The available and default set of cipher suites and protocols may be updated in a release. Some cipher suites and protocols may be added, while others may be removed. Cipher suites and protocols may be removed if the platform no longer supports these cipher suites and protocols.

If you are set up to use the default cipher suites and protocols, these will be updated to the latest defaults when you upgrade to a new version of Standalone Sentry. If you are set up to use a custom list of Selected cipher suites and protocols, the custom list is preserved when you upgrade your Standalone Sentry. However, any cipher suites or protocols that were removed will also be removed from the Selected and Available columns. New cipher suites and protocols will be added to the Available column.

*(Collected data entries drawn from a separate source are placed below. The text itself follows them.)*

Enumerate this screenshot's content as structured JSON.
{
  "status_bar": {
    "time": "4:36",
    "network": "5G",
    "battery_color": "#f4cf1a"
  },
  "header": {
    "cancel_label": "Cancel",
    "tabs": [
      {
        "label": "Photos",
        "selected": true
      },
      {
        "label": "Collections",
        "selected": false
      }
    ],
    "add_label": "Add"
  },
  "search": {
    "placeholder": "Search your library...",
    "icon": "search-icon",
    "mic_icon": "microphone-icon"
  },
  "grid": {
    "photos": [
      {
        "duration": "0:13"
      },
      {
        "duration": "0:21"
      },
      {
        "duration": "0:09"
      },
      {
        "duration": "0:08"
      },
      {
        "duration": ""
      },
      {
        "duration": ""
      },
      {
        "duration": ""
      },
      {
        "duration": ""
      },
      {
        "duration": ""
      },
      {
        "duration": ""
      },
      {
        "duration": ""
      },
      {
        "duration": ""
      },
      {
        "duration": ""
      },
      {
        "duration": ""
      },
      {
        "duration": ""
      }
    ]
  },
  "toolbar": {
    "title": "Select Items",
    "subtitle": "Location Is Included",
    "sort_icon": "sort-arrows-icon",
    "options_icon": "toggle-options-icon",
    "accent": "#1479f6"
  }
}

Making changes to the selected list of cipher suites may impact the performance and security of traffic through Ivanti Standalone Sentry. Therefore, before making any changes to the Selected cipher suites, Ivanti recommends that you understand both the performance and security impact of the changes.

The following protocols are supported:

TLSv1.2 (Selected by default)

TLSv1.1

TSLv1

SSLv2Hello

SSLv2Hello is a pseudo-protocol that allows Java to initiate the handshake with an SSLv2 'hello message.' This does not cause the use of the SSLv2 protocol, which is not supported by Java. SSLv2Hello requires that TLSv1 protocol is also selected.

SSLv2Hello is required by some load balancers and SSL off loaders for proper functioning. If your environment does not need it, it is recommended to remove this from the protocol list for improved security.

Procedure

1. In Ivanti Standalone Sentry System Manager, go to Settings > Services > Sentry > EMM SSL Configuration. Ciphers and protocols are configured in the Sentry to Backend Ciphers, SNI, and Protocols Configuration section.

The Use Default Cipher Suites and Protocols (recommended) option is selected by default.

2. Select Use Custom Configuration.
3. Click Proceed to continue.
4. Select the protocols and cipher suites to move from the Available to Selected column or vice-versa as necessary.

The default cipher suites and protocols are colored blue.

5. Click Apply to save the changes.

When Use Default Cipher Suites and Protocols (recommended) is selected, the cipher suites and protocols can be moved between the Available and Selected columns. However, the configuration is not changed. You must also select the Use Custom Configuration option to make changes to the default configuration.

Switching back to default configuration

You can revert your settings to default configuration if you do not wish to use the custom configuration.

Procedure

1. In Ivanti Standalone Sentry System Manager, go to Settings > Services > Sentry > EMM SSL Configuration.
2. In the Sentry to EMM Ciphers, SNI, and Protocols Configuration section, select Use Default Cipher Suites and Protocols (recommended).
3. Click Apply to save the changes.

The cipher suites and protocols are reset to the default settings.

Clicking on Reset to Default resets the Available and Selected columns to default settings. However, the default settings will not be applied. To apply the default settings, you must select Use Default Cipher Suites and Protocols (recommended), and then click Apply.